Making it more clearly with a simple chocolate cake, what happens if a piece of cake is divided among two people instead of six? The pieces of cake everyone get in their plates, is the per capita, the more bigger are the pieces, indicates the larger size of a cake and this larger size of cake shows the efficient and more productivity. Per capita GDP is directly working for healthy performance of a nation and indirectly working for nation’s standard of living. That’s why it drags the concept of standard of living too.
Standard of living:
Basically it’s the amount of goods and services produced and are available to purchase by a person, family, firm, group or nation. For quality of life, non-material aspects are important such as relationships, emotions, freedom, and satisfaction, but to measure objectively it’s difficult to do. They are other indices that effort to measure a broader definition of quality of life, but they covers all the material standard of living measurement.

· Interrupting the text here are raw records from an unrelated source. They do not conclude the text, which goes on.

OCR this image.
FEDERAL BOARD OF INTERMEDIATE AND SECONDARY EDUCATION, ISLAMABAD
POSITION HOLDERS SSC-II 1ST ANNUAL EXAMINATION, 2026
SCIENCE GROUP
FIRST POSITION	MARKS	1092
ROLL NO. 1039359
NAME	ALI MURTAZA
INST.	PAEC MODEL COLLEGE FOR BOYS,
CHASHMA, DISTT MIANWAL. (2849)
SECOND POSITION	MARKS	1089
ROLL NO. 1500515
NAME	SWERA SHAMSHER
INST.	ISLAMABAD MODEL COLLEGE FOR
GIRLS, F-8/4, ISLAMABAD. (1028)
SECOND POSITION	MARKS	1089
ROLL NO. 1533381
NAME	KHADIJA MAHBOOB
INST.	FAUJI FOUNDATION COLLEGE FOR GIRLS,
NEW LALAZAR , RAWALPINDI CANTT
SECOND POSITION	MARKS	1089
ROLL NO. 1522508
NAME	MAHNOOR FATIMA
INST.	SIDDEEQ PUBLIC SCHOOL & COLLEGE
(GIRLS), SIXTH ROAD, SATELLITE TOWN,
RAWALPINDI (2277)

Therefore, a good measure and widely used measure of standard of living is GDP per Capita because if a nation is producing a lot it tends to translate that she will be able to pay higher wages. That’s means their citizens can afford more to buy.
Formula for calculating GDP per capita:
Per capita GDP = Gross Domestic Product / Population
How it works:
US GDP in 2014 is 17.35 trillion dollars, now that US should spread her national income among her population which is 319 million people. As result, its GDP per capita = 17.35/319 = 54,400 dollars only.
China’s GDP is 18.09 trillion dollars, one of the largest in the world and 1.36 billion. As result the per capita GDP comes only 13,200 dollars. (Via CIA World Fact Book’14).
- Related posts:
Five points that makes Per capita important:
• We generally think of GDP, an ultimate indicator to tell the health of an economy but sometimes it lag behind because of its fancy figures which is different from the ground reality.
• Economics is more concerned to its development factors and that concern leads to Per capita indicator as an important one because the primary decider whether a person is poor or rich, is Income. The more a person enjoys higher income, the more he or she will be able to feed his children, educate them in better way, live in secure homes and in general be happier.
• GDP Per capita indicator, tends to tell whether a country’s workforce is less productive or more that is if they are efficiently producing goods or services they desire to consume.
• Per Capita, also let the government to work upon the weak areas that is causing workforce less productive and unhealthy economy.
• Per capita sets a goal or target for a country, to improve their performance in more efficient ways.
As have been discussed above that Per capita GDP helps to tell the actual growth. Let’s have a look on the Worlds GDP ranking of countries by picking up United States as an example. According to IMF World Economic Outlook, USA scored 17,968 billion dollars in the year 2015 and came world’s one of the largest economy. Which is nevertheless a pretty good attempt by her. However, in the second graph when we have divided the national income of USA with its population, we came up with the figure 54,629 dollars as their GDP per individual that contributed to their country. You may have noticed that USA from ranking of first is now on the 10th position. Here lastly, we sum up our concept from this example that Per Capita GDP, is an average GDP that per person with in the boundary of the country have produced goods and services in single year which also refers to be an actual growth.